A comédia é há muito tempo um espaço quase exclusivamente hétero-cis —essa expressão que já faz um pessoal virar os olhos— e, como um homem trans e comediante —posso não ter lugar de falo, mas de fala eu tenho—, eu sempre senti que a ideia nunca foi nos atrair para a piada, nos fazer rir ou querermos rir do que era contado.

Pelo contrário: a ideia, quando se bate em alguém, é espantar o sujeito. E a gente queria fazer parte. Para rir junto, a gente precisa antes aprender a rir —só rir mesmo. A real é que precisamos de mais, precisamos de trans, travestis, lésbicas, gays, do alfabeto inteiro, no palco e na plateia, sentindo-se contemplados pelo riso e não pela piada, para que em algum momento a gente tenha mais tranquilidade em rir de si mesmo.

Agora, quando Dave Chappelle conta a história de sua amiga, a comediante trans Daphne Dorman, o que poderia ser uma ótima homenagem se perde em covardia. Porque usar uma terceira pessoa —o clássico "até tenho amigos", alguém que não está mais aqui para se defender, atacar ou defender o amigo, já que Daphne se suicidou, como escudo para o próprio comportamento e como justificativa para continuar cego a qualquer tipo de equívoco que ele possa ter, é arregar. Dave Chappelle arregou e ainda botou na conta da trans. Da trans morta.

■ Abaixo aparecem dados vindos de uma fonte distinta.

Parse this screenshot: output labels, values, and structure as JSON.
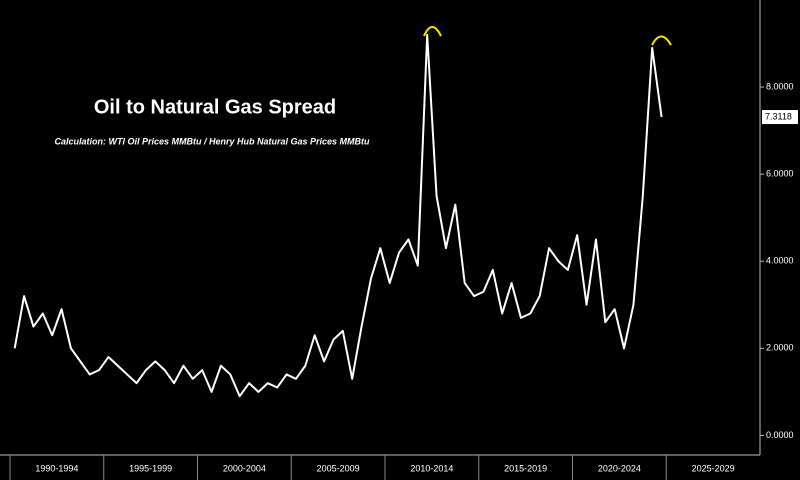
{
  "chart_data": {
    "type": "line",
    "title": "Oil to Natural Gas Spread",
    "subtitle": "Calculation: WTI Oil Prices MMBtu / Henry Hub Natural Gas Prices MMBtu",
    "categories": [
      null,
      null,
      null,
      null,
      null,
      "1990-1994",
      null,
      null,
      null,
      null,
      null,
      null,
      null,
      null,
      null,
      "1995-1999",
      null,
      null,
      null,
      null,
      null,
      null,
      null,
      null,
      null,
      "2000-2004",
      null,
      null,
      null,
      null,
      null,
      null,
      null,
      null,
      null,
      "2005-2009",
      null,
      null,
      null,
      null,
      null,
      null,
      null,
      null,
      null,
      "2010-2014",
      null,
      null,
      null,
      null,
      null,
      null,
      null,
      null,
      null,
      "2015-2019",
      null,
      null,
      null,
      null,
      null,
      null,
      null,
      null,
      null,
      "2020-2024",
      null,
      null,
      null,
      null,
      null,
      null,
      null,
      null,
      null,
      "2025-2029",
      null,
      null,
      null,
      null
    ],
    "series": [
      {
        "name": "Oil to Natural Gas Spread",
        "color": "#ffffff",
        "values": [
          2.0,
          3.2,
          2.5,
          2.8,
          2.3,
          2.9,
          2.0,
          1.7,
          1.4,
          1.5,
          1.8,
          1.6,
          1.4,
          1.2,
          1.5,
          1.7,
          1.5,
          1.2,
          1.6,
          1.3,
          1.5,
          1.0,
          1.6,
          1.4,
          0.9,
          1.2,
          1.0,
          1.2,
          1.1,
          1.4,
          1.3,
          1.6,
          2.3,
          1.7,
          2.2,
          2.4,
          1.3,
          2.5,
          3.6,
          4.3,
          3.5,
          4.2,
          4.5,
          3.9,
          9.2,
          5.5,
          4.3,
          5.3,
          3.5,
          3.2,
          3.3,
          3.8,
          2.8,
          3.5,
          2.7,
          2.8,
          3.2,
          4.3,
          4.0,
          3.8,
          4.6,
          3.0,
          4.5,
          2.6,
          2.9,
          2.0,
          3.0,
          5.5,
          8.9,
          7.3118,
          null,
          null,
          null,
          null,
          null,
          null,
          null,
          null,
          null,
          null
        ]
      }
    ],
    "last_value_label": "7.3118",
    "ylim": [
      -0.45,
      10
    ],
    "yticks": [
      {
        "value": 0,
        "label": "0.0000"
      },
      {
        "value": 2,
        "label": "2.0000"
      },
      {
        "value": 4,
        "label": "4.0000"
      },
      {
        "value": 6,
        "label": "6.0000"
      },
      {
        "value": 8,
        "label": "8.0000"
      }
    ],
    "grid": false
  }
}
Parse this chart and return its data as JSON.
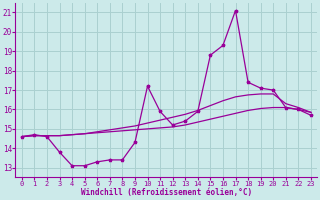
{
  "xlabel": "Windchill (Refroidissement éolien,°C)",
  "background_color": "#cceaea",
  "grid_color": "#aad0d0",
  "line_color": "#990099",
  "x_ticks": [
    0,
    1,
    2,
    3,
    4,
    5,
    6,
    7,
    8,
    9,
    10,
    11,
    12,
    13,
    14,
    15,
    16,
    17,
    18,
    19,
    20,
    21,
    22,
    23
  ],
  "y_ticks": [
    13,
    14,
    15,
    16,
    17,
    18,
    19,
    20,
    21
  ],
  "xlim": [
    -0.5,
    23.5
  ],
  "ylim": [
    12.5,
    21.5
  ],
  "series1_x": [
    0,
    1,
    2,
    3,
    4,
    5,
    6,
    7,
    8,
    9,
    10,
    11,
    12,
    13,
    14,
    15,
    16,
    17,
    18,
    19,
    20,
    21,
    22,
    23
  ],
  "series1_y": [
    14.6,
    14.7,
    14.6,
    13.8,
    13.1,
    13.1,
    13.3,
    13.4,
    13.4,
    14.3,
    17.2,
    15.9,
    15.2,
    15.4,
    15.9,
    18.8,
    19.3,
    21.1,
    17.4,
    17.1,
    17.0,
    16.1,
    16.0,
    15.7
  ],
  "series2_x": [
    0,
    1,
    2,
    3,
    4,
    5,
    6,
    7,
    8,
    9,
    10,
    11,
    12,
    13,
    14,
    15,
    16,
    17,
    18,
    19,
    20,
    21,
    22,
    23
  ],
  "series2_y": [
    14.6,
    14.65,
    14.65,
    14.65,
    14.7,
    14.75,
    14.8,
    14.85,
    14.9,
    14.95,
    15.0,
    15.05,
    15.1,
    15.2,
    15.35,
    15.5,
    15.65,
    15.8,
    15.95,
    16.05,
    16.1,
    16.1,
    16.0,
    15.85
  ],
  "series3_x": [
    0,
    1,
    2,
    3,
    4,
    5,
    6,
    7,
    8,
    9,
    10,
    11,
    12,
    13,
    14,
    15,
    16,
    17,
    18,
    19,
    20,
    21,
    22,
    23
  ],
  "series3_y": [
    14.6,
    14.65,
    14.65,
    14.65,
    14.7,
    14.75,
    14.85,
    14.95,
    15.05,
    15.15,
    15.3,
    15.45,
    15.6,
    15.75,
    15.95,
    16.2,
    16.45,
    16.65,
    16.75,
    16.8,
    16.8,
    16.3,
    16.1,
    15.85
  ]
}
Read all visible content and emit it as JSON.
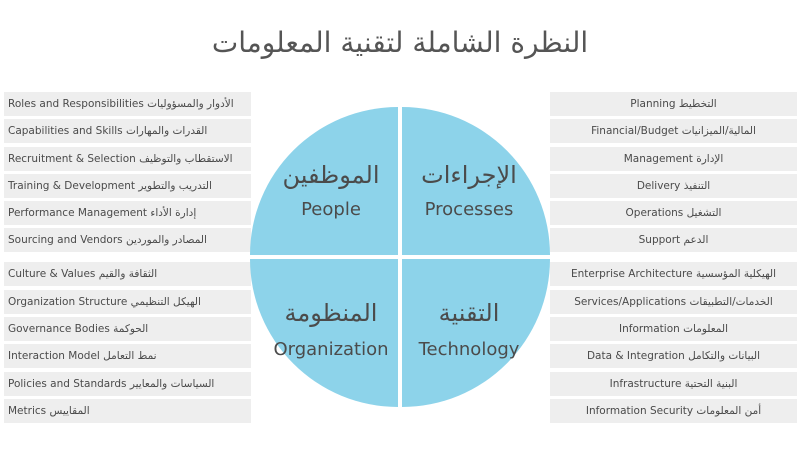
{
  "title": "النظرة الشاملة لتقنية المعلومات",
  "quadrants": {
    "people": {
      "ar": "الموظفين",
      "en": "People"
    },
    "processes": {
      "ar": "الإجراءات",
      "en": "Processes"
    },
    "organization": {
      "ar": "المنظومة",
      "en": "Organization"
    },
    "technology": {
      "ar": "التقنية",
      "en": "Technology"
    }
  },
  "left_top": [
    "Roles and Responsibilities الأدوار والمسؤوليات",
    "Capabilities and Skills القدرات والمهارات",
    "Recruitment & Selection الاستقطاب والتوظيف",
    "Training & Development التدريب والتطوير",
    "Performance Management إدارة الأداء",
    "Sourcing and Vendors المصادر والموردين"
  ],
  "left_bottom": [
    "Culture & Values الثقافة والقيم",
    "Organization Structure الهيكل التنظيمي",
    "Governance Bodies الحوكمة",
    "Interaction Model نمط التعامل",
    "Policies and Standards السياسات والمعايير",
    "Metrics المقاييس"
  ],
  "right_top": [
    "Planning التخطيط",
    "Financial/Budget المالية/الميزانيات",
    "Management الإدارة",
    "Delivery التنفيذ",
    "Operations التشغيل",
    "Support الدعم"
  ],
  "right_bottom": [
    "Enterprise Architecture الهيكلية المؤسسية",
    "Services/Applications الخدمات/التطبيقات",
    "Information المعلومات",
    "Data & Integration البيانات والتكامل",
    "Infrastructure البنية التحتية",
    "Information Security أمن المعلومات"
  ],
  "colors": {
    "quadrant": "#8dd3ea",
    "row_bg": "#eeeeee",
    "text": "#4a4a4a"
  }
}
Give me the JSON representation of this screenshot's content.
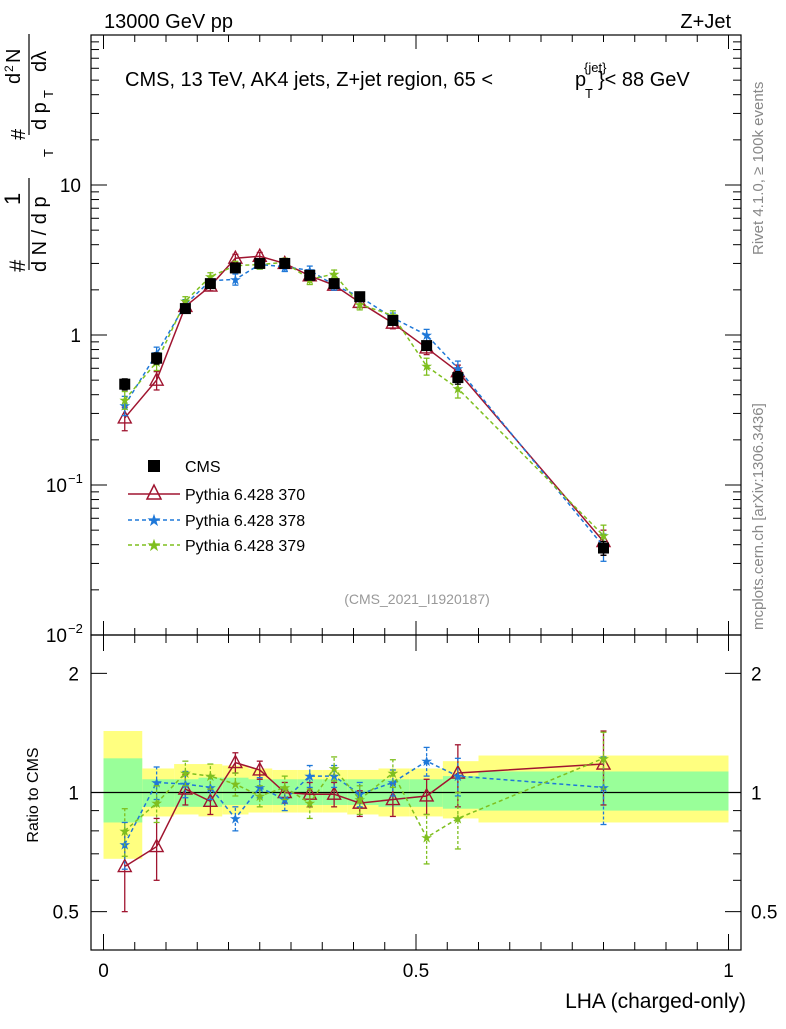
{
  "header": {
    "left_label": "13000 GeV pp",
    "right_label": "Z+Jet"
  },
  "side_labels": {
    "rivet": "Rivet 4.1.0, ≥ 100k events",
    "mcplots": "mcplots.cern.ch [arXiv:1306.3436]"
  },
  "colors": {
    "cms": "#000000",
    "p370": "#a01530",
    "p378": "#1f78d8",
    "p379": "#7fbf1f",
    "band_outer": "#ffff80",
    "band_inner": "#99ff99"
  },
  "chart_data": [
    {
      "type": "line",
      "scale": "log",
      "title_parts": {
        "main": "CMS, 13 TeV, AK4 jets, Z+jet region, 65 <",
        "p": "p",
        "sup": "{jet}",
        "sub": "T",
        "tail": "}< 88 GeV"
      },
      "ylabel_parts": {
        "hash": "#",
        "one": "1",
        "dn": "d N / d p",
        "dn_sub": "T",
        "hash2": "#",
        "d2n": "d",
        "d2n_sup": "2",
        "d2n_n": "N",
        "dpt": "d p",
        "dpt_sub": "T",
        "dlambda": "dλ"
      },
      "ylim": [
        0.01,
        100
      ],
      "y_ticks": [
        {
          "value": 0.01,
          "base": "10",
          "exp": "−2"
        },
        {
          "value": 0.1,
          "base": "10",
          "exp": "−1"
        },
        {
          "value": 1,
          "label": "1"
        },
        {
          "value": 10,
          "label": "10"
        }
      ],
      "watermark": "(CMS_2021_I1920187)",
      "legend_position": "lower-left",
      "x": [
        0.034,
        0.085,
        0.131,
        0.171,
        0.211,
        0.25,
        0.29,
        0.33,
        0.369,
        0.41,
        0.463,
        0.517,
        0.567,
        0.8
      ],
      "series": [
        {
          "name": "CMS",
          "key": "cms",
          "values": [
            0.47,
            0.7,
            1.5,
            2.2,
            2.8,
            3.0,
            3.0,
            2.5,
            2.2,
            1.8,
            1.25,
            0.85,
            0.52,
            0.038
          ],
          "errors": [
            0.04,
            0.06,
            0.1,
            0.12,
            0.15,
            0.15,
            0.15,
            0.13,
            0.12,
            0.1,
            0.08,
            0.06,
            0.05,
            0.004
          ]
        },
        {
          "name": "Pythia 6.428 370",
          "key": "p370",
          "values": [
            0.28,
            0.5,
            1.55,
            2.12,
            3.25,
            3.35,
            3.0,
            2.48,
            2.15,
            1.65,
            1.2,
            0.82,
            0.57,
            0.042
          ],
          "errors": [
            0.05,
            0.07,
            0.12,
            0.15,
            0.2,
            0.2,
            0.2,
            0.18,
            0.16,
            0.13,
            0.1,
            0.08,
            0.06,
            0.008
          ]
        },
        {
          "name": "Pythia 6.428 378",
          "key": "p378",
          "values": [
            0.34,
            0.75,
            1.6,
            2.3,
            2.35,
            2.95,
            2.85,
            2.7,
            2.15,
            1.8,
            1.3,
            1.0,
            0.6,
            0.039
          ],
          "errors": [
            0.05,
            0.08,
            0.12,
            0.15,
            0.2,
            0.2,
            0.2,
            0.18,
            0.16,
            0.13,
            0.1,
            0.09,
            0.07,
            0.008
          ]
        },
        {
          "name": "Pythia 6.428 379",
          "key": "p379",
          "values": [
            0.37,
            0.66,
            1.68,
            2.45,
            2.9,
            2.95,
            3.05,
            2.35,
            2.55,
            1.6,
            1.35,
            0.62,
            0.44,
            0.046
          ],
          "errors": [
            0.05,
            0.08,
            0.12,
            0.15,
            0.2,
            0.2,
            0.2,
            0.18,
            0.16,
            0.13,
            0.1,
            0.08,
            0.06,
            0.008
          ]
        }
      ]
    },
    {
      "type": "line",
      "scale": "log",
      "ylabel": "Ratio to CMS",
      "xlabel": "LHA (charged-only)",
      "ylim": [
        0.4,
        2.5
      ],
      "xlim": [
        -0.02,
        1.02
      ],
      "x_ticks": [
        {
          "value": 0,
          "label": "0"
        },
        {
          "value": 0.5,
          "label": "0.5"
        },
        {
          "value": 1,
          "label": "1"
        }
      ],
      "y_ticks": [
        {
          "value": 0.5,
          "label": "0.5"
        },
        {
          "value": 1,
          "label": "1"
        },
        {
          "value": 2,
          "label": "2"
        }
      ],
      "bin_edges": [
        0,
        0.062,
        0.113,
        0.152,
        0.19,
        0.232,
        0.27,
        0.31,
        0.35,
        0.39,
        0.44,
        0.49,
        0.543,
        0.6,
        1.0
      ],
      "band_outer": [
        [
          0.68,
          1.43
        ],
        [
          0.87,
          1.15
        ],
        [
          0.88,
          1.18
        ],
        [
          0.87,
          1.18
        ],
        [
          0.88,
          1.17
        ],
        [
          0.89,
          1.15
        ],
        [
          0.89,
          1.14
        ],
        [
          0.89,
          1.14
        ],
        [
          0.89,
          1.14
        ],
        [
          0.88,
          1.14
        ],
        [
          0.87,
          1.15
        ],
        [
          0.87,
          1.15
        ],
        [
          0.86,
          1.2
        ],
        [
          0.84,
          1.24
        ]
      ],
      "band_inner": [
        [
          0.84,
          1.22
        ],
        [
          0.92,
          1.08
        ],
        [
          0.92,
          1.08
        ],
        [
          0.92,
          1.09
        ],
        [
          0.93,
          1.09
        ],
        [
          0.93,
          1.08
        ],
        [
          0.93,
          1.08
        ],
        [
          0.93,
          1.08
        ],
        [
          0.93,
          1.08
        ],
        [
          0.93,
          1.08
        ],
        [
          0.92,
          1.08
        ],
        [
          0.92,
          1.08
        ],
        [
          0.91,
          1.1
        ],
        [
          0.9,
          1.13
        ]
      ],
      "x": [
        0.034,
        0.085,
        0.131,
        0.171,
        0.211,
        0.25,
        0.29,
        0.33,
        0.369,
        0.41,
        0.463,
        0.517,
        0.567,
        0.8
      ],
      "series": [
        {
          "name": "Pythia 6.428 370",
          "key": "p370",
          "values": [
            0.65,
            0.73,
            1.02,
            0.95,
            1.19,
            1.14,
            1.0,
            0.99,
            0.99,
            0.94,
            0.96,
            0.98,
            1.12,
            1.18
          ],
          "errors": [
            0.15,
            0.13,
            0.09,
            0.07,
            0.07,
            0.06,
            0.06,
            0.07,
            0.07,
            0.07,
            0.09,
            0.1,
            0.2,
            0.25
          ]
        },
        {
          "name": "Pythia 6.428 378",
          "key": "p378",
          "values": [
            0.74,
            1.06,
            1.05,
            1.03,
            0.86,
            1.03,
            0.96,
            1.1,
            1.1,
            0.99,
            1.06,
            1.2,
            1.1,
            1.03
          ],
          "errors": [
            0.1,
            0.1,
            0.08,
            0.07,
            0.06,
            0.06,
            0.06,
            0.07,
            0.07,
            0.07,
            0.08,
            0.1,
            0.12,
            0.2
          ]
        },
        {
          "name": "Pythia 6.428 379",
          "key": "p379",
          "values": [
            0.8,
            0.94,
            1.12,
            1.1,
            1.05,
            0.98,
            1.03,
            0.94,
            1.15,
            0.96,
            1.12,
            0.77,
            0.86,
            1.22
          ],
          "errors": [
            0.11,
            0.1,
            0.08,
            0.08,
            0.07,
            0.06,
            0.07,
            0.08,
            0.08,
            0.08,
            0.09,
            0.11,
            0.14,
            0.2
          ]
        }
      ]
    }
  ]
}
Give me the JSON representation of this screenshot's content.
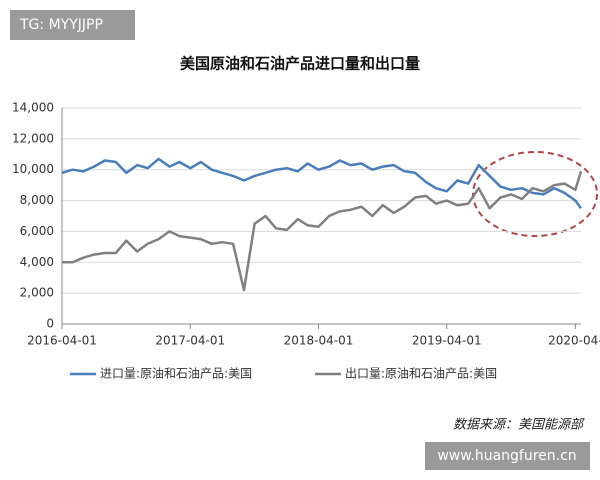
{
  "watermark": "TG: MYYJJPP",
  "chart_data": {
    "type": "line",
    "title": "美国原油和石油产品进口量和出口量",
    "x": [
      "2016-04-01",
      "2016-05-01",
      "2016-06-01",
      "2016-07-01",
      "2016-08-01",
      "2016-09-01",
      "2016-10-01",
      "2016-11-01",
      "2016-12-01",
      "2017-01-01",
      "2017-02-01",
      "2017-03-01",
      "2017-04-01",
      "2017-05-01",
      "2017-06-01",
      "2017-07-01",
      "2017-08-01",
      "2017-09-01",
      "2017-10-01",
      "2017-11-01",
      "2017-12-01",
      "2018-01-01",
      "2018-02-01",
      "2018-03-01",
      "2018-04-01",
      "2018-05-01",
      "2018-06-01",
      "2018-07-01",
      "2018-08-01",
      "2018-09-01",
      "2018-10-01",
      "2018-11-01",
      "2018-12-01",
      "2019-01-01",
      "2019-02-01",
      "2019-03-01",
      "2019-04-01",
      "2019-05-01",
      "2019-06-01",
      "2019-07-01",
      "2019-08-01",
      "2019-09-01",
      "2019-10-01",
      "2019-11-01",
      "2019-12-01",
      "2020-01-01",
      "2020-02-01",
      "2020-03-01",
      "2020-04-01",
      "2020-04-17"
    ],
    "series": [
      {
        "name": "进口量:原油和石油产品:美国",
        "color": "#4a7ebb",
        "values": [
          9800,
          10000,
          9900,
          10200,
          10600,
          10500,
          9800,
          10300,
          10100,
          10700,
          10200,
          10500,
          10100,
          10500,
          10000,
          9800,
          9600,
          9300,
          9600,
          9800,
          10000,
          10100,
          9900,
          10400,
          10000,
          10200,
          10600,
          10300,
          10400,
          10000,
          10200,
          10300,
          9900,
          9800,
          9200,
          8800,
          8600,
          9300,
          9100,
          10300,
          9600,
          8900,
          8700,
          8800,
          8500,
          8400,
          8800,
          8500,
          8000,
          7500
        ]
      },
      {
        "name": "出口量:原油和石油产品:美国",
        "color": "#808080",
        "values": [
          4000,
          4000,
          4300,
          4500,
          4600,
          4600,
          5400,
          4700,
          5200,
          5500,
          6000,
          5700,
          5600,
          5500,
          5200,
          5300,
          5200,
          2200,
          6500,
          7000,
          6200,
          6100,
          6800,
          6400,
          6300,
          7000,
          7300,
          7400,
          7600,
          7000,
          7700,
          7200,
          7600,
          8200,
          8300,
          7800,
          8000,
          7700,
          7800,
          8800,
          7500,
          8200,
          8400,
          8100,
          8800,
          8600,
          9000,
          9100,
          8700,
          9900
        ]
      }
    ],
    "xlim": [
      "2016-04-01",
      "2020-04-17"
    ],
    "xticks": [
      "2016-04-01",
      "2017-04-01",
      "2018-04-01",
      "2019-04-01",
      {
        "value": "2020-04-01",
        "label": "2020-04-"
      }
    ],
    "ylim": [
      0,
      14000
    ],
    "yticks": [
      0,
      {
        "value": 2000,
        "label": "2,000"
      },
      {
        "value": 4000,
        "label": "4,000"
      },
      {
        "value": 6000,
        "label": "6,000"
      },
      {
        "value": 8000,
        "label": "8,000"
      },
      {
        "value": 10000,
        "label": "10,000"
      },
      {
        "value": 12000,
        "label": "12,000"
      },
      {
        "value": 14000,
        "label": "14,000"
      }
    ],
    "grid": true
  },
  "source": "数据来源：美国能源部",
  "website": "www.huangfuren.cn"
}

O ponto é: até que ponto uma piada "mata"? Acho que vou tentar responder: mata quando quem está fazendo acredita no que diz. Mas sabe o que não morre pelas minhas palavras? A carreira de um dos maiores comediantes do mundo por causa de pessoas trans avaliando seu especial como de mau gosto.

Ninguém cancelou Dave Chappelle. Se existe algum mimimi nessa discussão, ele vem de quem fala o que quer mas não está disposto a ouvir o que não quer. Ora, o cara falou umas groselhas e está ouvindo outras. Não é justo? No fim do dia, ele vai dormir felizão numa cama de dinheiro —feliz, inclusive, por ter causado o barulho que causou. Se o especial "Encerramento" passasse despercebido, inclusive pela comunidade LGBTQIAP+, teria sido um fracasso. O objetivo nunca foi só o aplauso.

A gente, comediante, gosta de falar sobre o proibido. Eu realmente espero que aquilo tudo seja uma piada mesmo. Porque se for a opinião pessoal do Dave Chappelle, eu sinto muito —porque já é isso que eu sinto (muito) todo dia na pele.